The book will be of interest to all those working in the field of software systems, and cyber-physical systems in particular.
Almost all technical systems are nowadays in large part software systems themselves or interface with software systems. The ubiquity of software systems requires them not to harm their environment (safety); and at the same time makes them vulnerable to security attacks with potentially considerable economic, political, and physical damage. Better understanding security and safety; improving the general quality of complex software systems (cyber defense and new technologies to support the construction of information technology infrastructure) and the respective development processes and technologies is a crucial challenge for the functioning of society.
Security and safety, or reliability, both are essential facets of the trustworthiness of modern cyber-physical systems. Cyber-physical systems more and more tightly combine and coordinate subsystems consisting of both computational and physical elements. Such systems become indispensable in the domains of aerospace, automotive, industry automation, and consumer appliances. Protecting data within these systems from attacks by external attackers (security), and protecting the environment from the misbehavior of these systems (safety) are two subjects traditionally considered separate. However, a closer look reveals that the techniques for construction and analysis of software-based systems used in both security and safety are not necessarily fundamentally different.
Along these lines, the 2018 Marktoberdorf summer school on software engineering, the 39th of its kind, was concerned with engineering dependable software systems.
JOHN BARAS lectured on Formal Methods and Toolsuites for CPS Security, Safety and Verification.
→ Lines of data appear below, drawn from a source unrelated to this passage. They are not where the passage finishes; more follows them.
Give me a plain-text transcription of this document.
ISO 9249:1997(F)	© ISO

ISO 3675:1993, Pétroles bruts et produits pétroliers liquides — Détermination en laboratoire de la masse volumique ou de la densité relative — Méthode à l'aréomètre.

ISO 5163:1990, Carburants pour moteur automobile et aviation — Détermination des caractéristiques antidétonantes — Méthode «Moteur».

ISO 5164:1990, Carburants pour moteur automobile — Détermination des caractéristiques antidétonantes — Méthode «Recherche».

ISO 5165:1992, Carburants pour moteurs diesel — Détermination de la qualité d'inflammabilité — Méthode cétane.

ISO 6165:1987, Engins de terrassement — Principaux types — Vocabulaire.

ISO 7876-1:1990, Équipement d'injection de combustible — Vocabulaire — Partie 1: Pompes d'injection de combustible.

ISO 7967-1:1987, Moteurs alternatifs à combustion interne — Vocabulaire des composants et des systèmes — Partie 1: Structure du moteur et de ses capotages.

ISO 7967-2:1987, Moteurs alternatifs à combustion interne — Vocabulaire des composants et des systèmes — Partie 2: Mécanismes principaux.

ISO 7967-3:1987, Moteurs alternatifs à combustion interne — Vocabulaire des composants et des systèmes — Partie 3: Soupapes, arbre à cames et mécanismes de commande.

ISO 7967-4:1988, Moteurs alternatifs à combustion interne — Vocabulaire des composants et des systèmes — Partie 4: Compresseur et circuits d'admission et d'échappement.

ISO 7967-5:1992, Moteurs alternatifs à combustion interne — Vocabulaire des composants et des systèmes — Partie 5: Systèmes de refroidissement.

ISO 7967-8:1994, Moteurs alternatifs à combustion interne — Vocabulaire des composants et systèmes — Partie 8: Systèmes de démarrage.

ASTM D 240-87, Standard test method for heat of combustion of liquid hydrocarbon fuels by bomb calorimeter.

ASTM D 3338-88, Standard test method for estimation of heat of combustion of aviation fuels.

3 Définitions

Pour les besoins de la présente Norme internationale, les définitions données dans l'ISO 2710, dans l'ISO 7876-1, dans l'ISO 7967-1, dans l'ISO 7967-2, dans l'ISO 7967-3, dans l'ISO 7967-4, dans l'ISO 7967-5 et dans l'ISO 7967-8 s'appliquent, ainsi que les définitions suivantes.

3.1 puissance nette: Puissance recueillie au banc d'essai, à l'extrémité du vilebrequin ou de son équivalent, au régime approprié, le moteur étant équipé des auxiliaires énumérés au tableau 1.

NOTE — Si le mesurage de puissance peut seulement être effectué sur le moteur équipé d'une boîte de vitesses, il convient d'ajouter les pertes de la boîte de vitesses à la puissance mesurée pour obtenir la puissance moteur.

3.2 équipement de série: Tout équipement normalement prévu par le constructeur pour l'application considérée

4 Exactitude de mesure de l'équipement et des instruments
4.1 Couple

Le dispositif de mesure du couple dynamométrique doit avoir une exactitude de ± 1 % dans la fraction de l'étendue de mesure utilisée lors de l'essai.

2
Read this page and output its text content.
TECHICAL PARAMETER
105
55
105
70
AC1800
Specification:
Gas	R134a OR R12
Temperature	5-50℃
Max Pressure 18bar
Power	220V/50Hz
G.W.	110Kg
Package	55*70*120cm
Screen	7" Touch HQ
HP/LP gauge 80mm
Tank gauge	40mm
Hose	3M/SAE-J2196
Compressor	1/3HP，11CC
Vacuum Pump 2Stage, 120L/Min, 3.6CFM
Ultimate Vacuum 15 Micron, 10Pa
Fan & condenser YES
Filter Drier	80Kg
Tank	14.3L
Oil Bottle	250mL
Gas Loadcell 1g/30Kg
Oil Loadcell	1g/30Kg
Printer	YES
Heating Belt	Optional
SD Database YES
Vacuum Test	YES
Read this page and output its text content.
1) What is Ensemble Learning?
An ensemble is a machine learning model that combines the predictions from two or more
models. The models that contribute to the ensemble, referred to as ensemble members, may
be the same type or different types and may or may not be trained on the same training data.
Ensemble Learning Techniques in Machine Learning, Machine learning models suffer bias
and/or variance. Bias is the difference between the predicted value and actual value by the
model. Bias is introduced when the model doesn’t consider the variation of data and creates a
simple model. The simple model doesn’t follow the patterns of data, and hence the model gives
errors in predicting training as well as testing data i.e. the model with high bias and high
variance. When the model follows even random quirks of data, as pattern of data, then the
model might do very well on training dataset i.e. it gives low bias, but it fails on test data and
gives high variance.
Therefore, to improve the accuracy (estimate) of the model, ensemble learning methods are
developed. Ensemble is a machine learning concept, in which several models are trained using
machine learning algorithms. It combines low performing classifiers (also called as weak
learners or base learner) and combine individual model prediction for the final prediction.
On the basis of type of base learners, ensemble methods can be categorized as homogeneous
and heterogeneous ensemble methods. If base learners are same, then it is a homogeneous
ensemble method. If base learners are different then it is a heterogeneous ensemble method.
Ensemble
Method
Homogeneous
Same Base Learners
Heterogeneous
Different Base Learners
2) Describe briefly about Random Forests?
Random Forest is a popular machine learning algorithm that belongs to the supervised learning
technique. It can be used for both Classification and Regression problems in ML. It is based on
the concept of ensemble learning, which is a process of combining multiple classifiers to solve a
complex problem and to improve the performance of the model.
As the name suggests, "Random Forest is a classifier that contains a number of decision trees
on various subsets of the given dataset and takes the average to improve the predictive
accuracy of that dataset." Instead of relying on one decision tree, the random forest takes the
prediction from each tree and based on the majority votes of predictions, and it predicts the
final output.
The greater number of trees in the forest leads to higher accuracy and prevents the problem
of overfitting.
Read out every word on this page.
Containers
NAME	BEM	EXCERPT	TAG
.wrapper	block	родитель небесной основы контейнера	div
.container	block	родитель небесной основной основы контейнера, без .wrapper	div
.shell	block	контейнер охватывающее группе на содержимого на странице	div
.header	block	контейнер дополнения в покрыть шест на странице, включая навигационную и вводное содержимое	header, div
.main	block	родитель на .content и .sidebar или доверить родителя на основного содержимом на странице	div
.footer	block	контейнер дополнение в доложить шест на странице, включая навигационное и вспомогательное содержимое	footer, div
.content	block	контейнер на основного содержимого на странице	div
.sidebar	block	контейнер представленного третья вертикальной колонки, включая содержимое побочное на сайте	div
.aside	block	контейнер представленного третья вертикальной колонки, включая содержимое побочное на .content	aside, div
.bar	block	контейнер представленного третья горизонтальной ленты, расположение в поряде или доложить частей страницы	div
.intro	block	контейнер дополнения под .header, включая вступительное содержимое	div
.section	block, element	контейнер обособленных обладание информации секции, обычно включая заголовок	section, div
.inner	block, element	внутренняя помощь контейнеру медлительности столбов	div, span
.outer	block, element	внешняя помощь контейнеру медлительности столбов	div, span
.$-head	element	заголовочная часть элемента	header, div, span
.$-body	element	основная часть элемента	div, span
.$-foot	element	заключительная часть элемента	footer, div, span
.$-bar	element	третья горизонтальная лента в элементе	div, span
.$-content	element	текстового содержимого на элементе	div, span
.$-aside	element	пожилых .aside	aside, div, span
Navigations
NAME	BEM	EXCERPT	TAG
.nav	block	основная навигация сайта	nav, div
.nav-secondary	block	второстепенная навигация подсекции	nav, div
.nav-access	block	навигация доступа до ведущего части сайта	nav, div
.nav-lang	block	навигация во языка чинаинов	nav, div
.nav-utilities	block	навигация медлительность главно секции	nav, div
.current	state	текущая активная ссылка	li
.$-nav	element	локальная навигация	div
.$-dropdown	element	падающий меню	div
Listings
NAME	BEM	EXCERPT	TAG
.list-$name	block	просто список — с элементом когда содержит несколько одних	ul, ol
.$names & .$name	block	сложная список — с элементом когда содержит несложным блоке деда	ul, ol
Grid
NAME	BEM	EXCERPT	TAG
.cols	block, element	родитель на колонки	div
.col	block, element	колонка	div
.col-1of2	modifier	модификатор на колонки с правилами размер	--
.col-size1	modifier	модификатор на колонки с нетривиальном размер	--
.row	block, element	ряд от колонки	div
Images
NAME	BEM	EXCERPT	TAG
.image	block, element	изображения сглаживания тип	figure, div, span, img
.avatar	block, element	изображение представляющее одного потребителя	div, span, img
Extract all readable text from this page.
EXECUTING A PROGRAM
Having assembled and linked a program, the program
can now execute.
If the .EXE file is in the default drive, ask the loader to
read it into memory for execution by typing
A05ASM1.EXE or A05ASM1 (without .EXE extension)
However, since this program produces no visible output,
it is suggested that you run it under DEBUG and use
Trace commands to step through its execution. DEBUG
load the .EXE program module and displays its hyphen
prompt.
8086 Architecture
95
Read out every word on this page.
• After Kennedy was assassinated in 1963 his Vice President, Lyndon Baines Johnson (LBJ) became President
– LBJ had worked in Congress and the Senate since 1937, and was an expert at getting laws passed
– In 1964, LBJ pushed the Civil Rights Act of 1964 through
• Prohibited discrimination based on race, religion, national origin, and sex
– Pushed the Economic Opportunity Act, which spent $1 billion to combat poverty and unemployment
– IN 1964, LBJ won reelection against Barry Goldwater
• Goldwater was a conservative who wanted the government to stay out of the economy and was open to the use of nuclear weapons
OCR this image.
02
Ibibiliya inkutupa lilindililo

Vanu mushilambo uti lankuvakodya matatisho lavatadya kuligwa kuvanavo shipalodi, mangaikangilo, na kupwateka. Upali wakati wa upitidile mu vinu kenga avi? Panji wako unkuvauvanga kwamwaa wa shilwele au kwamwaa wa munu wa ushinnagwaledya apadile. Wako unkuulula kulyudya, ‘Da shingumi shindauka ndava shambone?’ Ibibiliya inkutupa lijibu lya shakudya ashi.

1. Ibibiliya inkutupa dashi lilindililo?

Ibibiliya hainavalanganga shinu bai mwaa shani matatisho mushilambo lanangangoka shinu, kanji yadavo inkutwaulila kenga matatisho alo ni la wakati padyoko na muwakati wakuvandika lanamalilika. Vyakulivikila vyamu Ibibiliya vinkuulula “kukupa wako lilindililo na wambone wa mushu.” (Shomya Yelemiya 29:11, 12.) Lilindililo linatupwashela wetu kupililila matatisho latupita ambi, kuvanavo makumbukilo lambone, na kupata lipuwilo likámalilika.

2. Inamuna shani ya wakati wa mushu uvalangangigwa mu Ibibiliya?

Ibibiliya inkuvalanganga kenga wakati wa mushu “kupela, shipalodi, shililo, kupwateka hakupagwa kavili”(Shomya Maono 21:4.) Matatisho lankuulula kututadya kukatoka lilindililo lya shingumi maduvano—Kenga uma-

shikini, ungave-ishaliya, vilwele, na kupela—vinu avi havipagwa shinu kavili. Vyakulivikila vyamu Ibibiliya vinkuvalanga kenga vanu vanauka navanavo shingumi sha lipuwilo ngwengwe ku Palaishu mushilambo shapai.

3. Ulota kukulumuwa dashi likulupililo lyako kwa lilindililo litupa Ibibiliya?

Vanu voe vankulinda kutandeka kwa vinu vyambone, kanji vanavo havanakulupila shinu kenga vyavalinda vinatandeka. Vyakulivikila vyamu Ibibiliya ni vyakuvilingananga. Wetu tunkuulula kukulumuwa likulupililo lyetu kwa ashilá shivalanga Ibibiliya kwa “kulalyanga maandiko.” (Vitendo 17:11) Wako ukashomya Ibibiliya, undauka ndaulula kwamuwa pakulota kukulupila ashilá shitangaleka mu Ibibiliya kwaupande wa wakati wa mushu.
In these five lectures he presented a general rigorous methodology for model-based systems engineering for cyber-physical systems (CPS), which uses in several key steps traditional and novel formal methods, and more specialized applications and deeper results in several areas.
He first presented a rigorous MBSE methodology, framework and tool-suites for CPS. Advances in Information Technology have enabled the design of complex engineered systems, with large number of heterogeneous components and capable of multiple complex functions, leading to the ubiquitous CPS. He then went on to present several methods addressing the key problem of motion planning and controls with safety and temporal constraints. He described the strengths and weaknesses of each method and provide explicit application examples, and emphasized the key challenge of developing an integrated framework for handling finite temporal and finite space tolerances (requirements, constraints). Finally, he presented several detailed vignettes in: Security and Trust in Networked Systems, Automotive CPS, Stable Path Routing in MANET, Composable and Assured Autonomy. Professor Baras introduced novel formal methods employing various partial ordered semirings, which he used for modeling and evaluating trust and for analyzing multi-metric problems on networks and graphs (multigraphs). He showed an example linking the MBSE methodology to hardware design for automotive controllers. He discussed the challenge and need for composable security and described some initial steps towards achieving this goal.
PATRICK COUSOT lectured on Abstract Interpretation.
He defined the structural rule-based and then fixpoint prefix trace semantics of a simple subset of C. He defined properties, in particular program properties and collecting semantics. Professor Cousot then formalized the abstraction and approximation of program properties and how a structural rule-based/fixpoint abstract semantics can be derived from the collecting semantics by calculational design. He showed that verification methods and program logics are (non-computable) abstractions of the program collecting semantics. Then, he introduced a few classical effectively computable abstractions of numerical properties of programs and discussed industrial static analysis applications. Finally, he introduced a few abstractions of symbolic properties of programs and discuss opened problems. He concluded by a list of formal methods that can be formalized as abstract interpretations.
VIJAY GANESH lectured on SAT and SMT Solvers: A Foundational Perspective.
Over the last two decades, software engineering (broadly construed to include verification, testing, analysis, synthesis, security) has witnessed a silent revolution in the form of SAT and SMT solvers. These tools are now integral to many analysis, synthesis, verification, and testing approaches. In his lectures, Professor Ganesh traced the important technical developments that underpin SAT and SMT solver technology, provided a detailed explanation of how they work, provided a proof complexity-theoretic view of solvers as proof systems, and described how users can get the most out of these powerful tools.
SUMIT GULWANI lectured on Programming by Examples.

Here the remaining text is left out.